Takhini River Ferry

According to lifetime Whitehorse resident Lloyd Ryder, the ferry in the above photograph is the Takhini River ferry, which was 21 miles from…

According to lifetime Whitehorse resident Lloyd Ryder, the ferry in the above photograph is the Takhini River ferry, which was 21 miles from Whitehorse.

He said when he was a kid, a man by the name of Jimmy Adams ran the Takhini Roadhouse at that location.

The photograph was taken between 1935 and 1940.

Lloyd said it appears to be Ollie Erickson’s pickup coming off the ferry, and the lady with the white hat in the foreground is Mrs.
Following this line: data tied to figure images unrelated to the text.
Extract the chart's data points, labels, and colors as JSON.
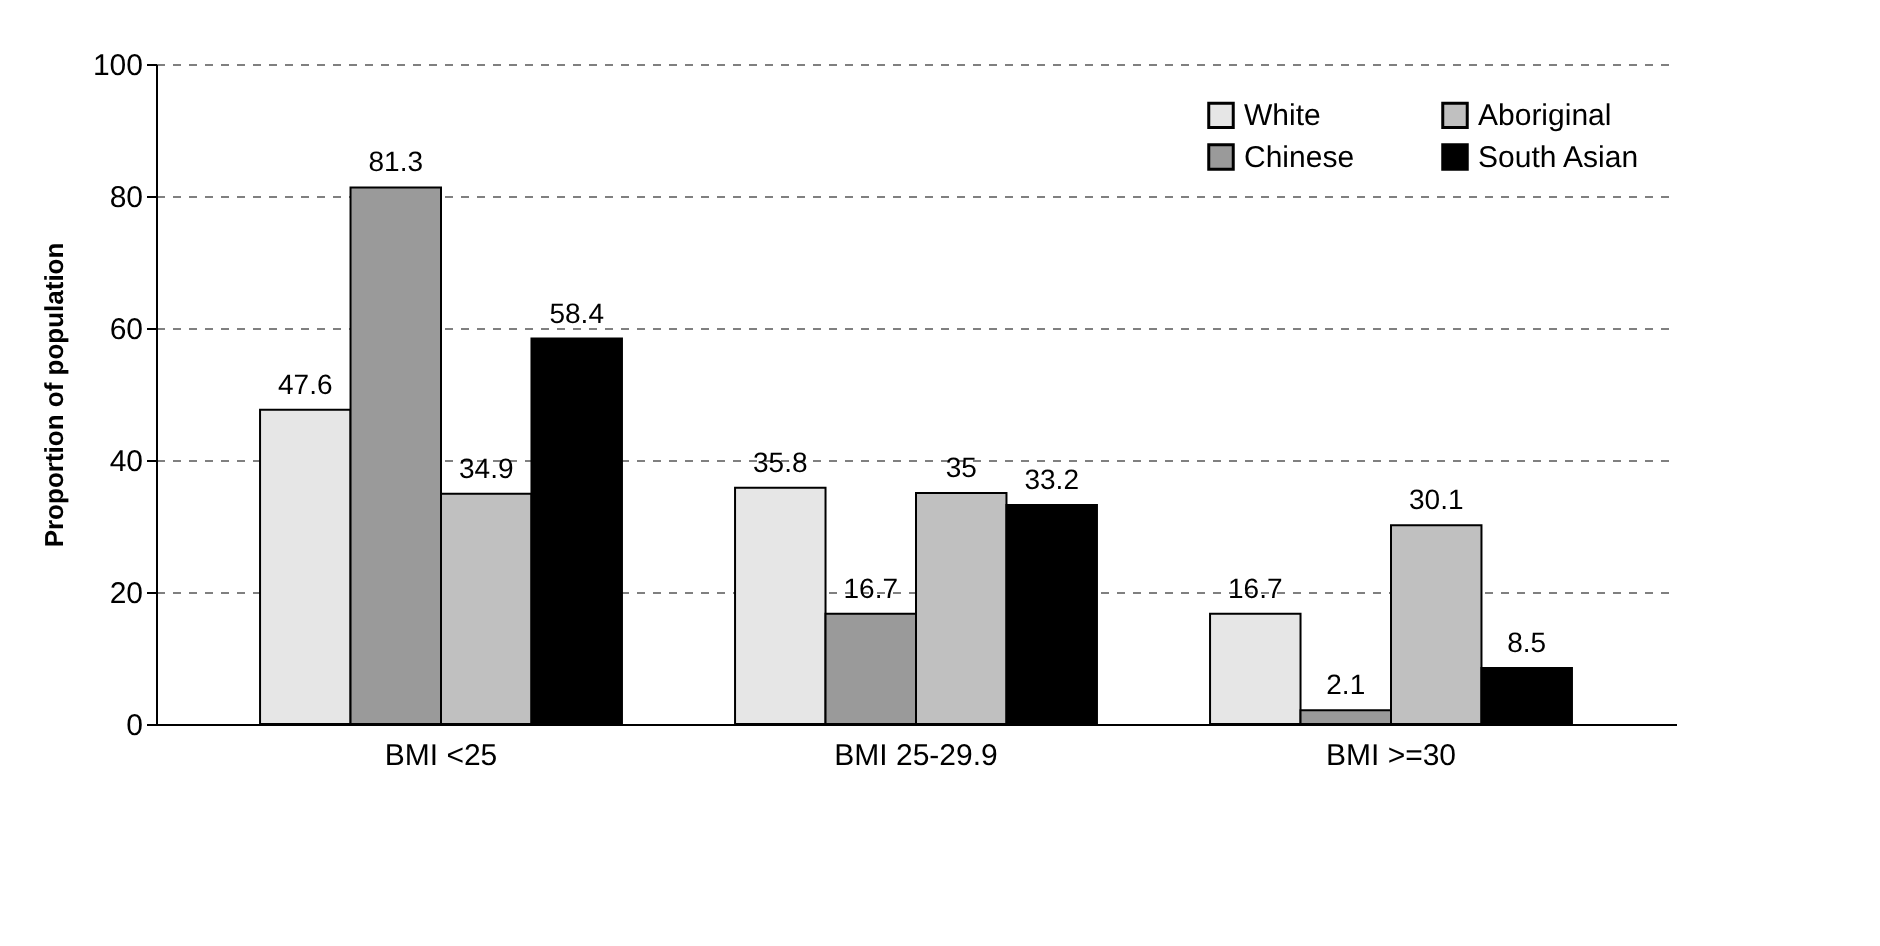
{
  "chart_data": {
    "type": "bar",
    "ylabel": "Proportion of population",
    "categories": [
      "BMI <25",
      "BMI 25-29.9",
      "BMI >=30"
    ],
    "series": [
      {
        "name": "White",
        "color": "#e6e6e6",
        "values": [
          47.6,
          35.8,
          16.7
        ]
      },
      {
        "name": "Chinese",
        "color": "#9a9a9a",
        "values": [
          81.3,
          16.7,
          2.1
        ]
      },
      {
        "name": "Aboriginal",
        "color": "#c0c0c0",
        "values": [
          34.9,
          35,
          30.1
        ]
      },
      {
        "name": "South Asian",
        "color": "#000000",
        "values": [
          58.4,
          33.2,
          8.5
        ]
      }
    ],
    "ylim": [
      0,
      100
    ],
    "yticks": [
      0,
      20,
      40,
      60,
      80,
      100
    ],
    "grid": "y",
    "legend": "top right",
    "data_labels": true
  }
}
Erickson.

It was a cable ferry.

Thanks a lot Lloyd, our river history is interesting.

Also, we have the following responses from Gudrun Sparling and David Silas from Pelly Crossing:

Dear Jim:

Your recent photo in the Yukon News is a photo I took many years ago — probably around 1937-’38.

I believe there still are remains of this ferry system over the Takhini River on the Old Watson Trail.

My father — John Olof Erikson, is driving the old Regina Hotel truck off the ferry.

You will note there are two rowboats, one on either side of the Takhini River. This was to facilitate people who were on the opposite side to where the ferry was docked.

The small child in the background to the right, helping to hold the rowboat, is my brother John Erickson.

The other people are my mother, Mrs. Kristina Erickson, and next to her, with a cap on, is Chuck Chapman, a White Pass employee.

The other person holding the boat is my school chum Evelyn (Babe) Richards.

Someone — who is more mechanically minded than me — can explain the mechanism to the left of the truck.

There is a huge wheel and cables, and this enabled us to cross the river. Hope you can figure this out.

By the way, I took this picture with an old Eastman Kodak that I owned. The camera is now at the MacBride Museum.

Gudrun (Goody) Sparling

Whitehorse

Jim:

I think this ferry was located on the Pelly River, the old crossing before the bridge was built in the 60s, near the local Log Church near the river.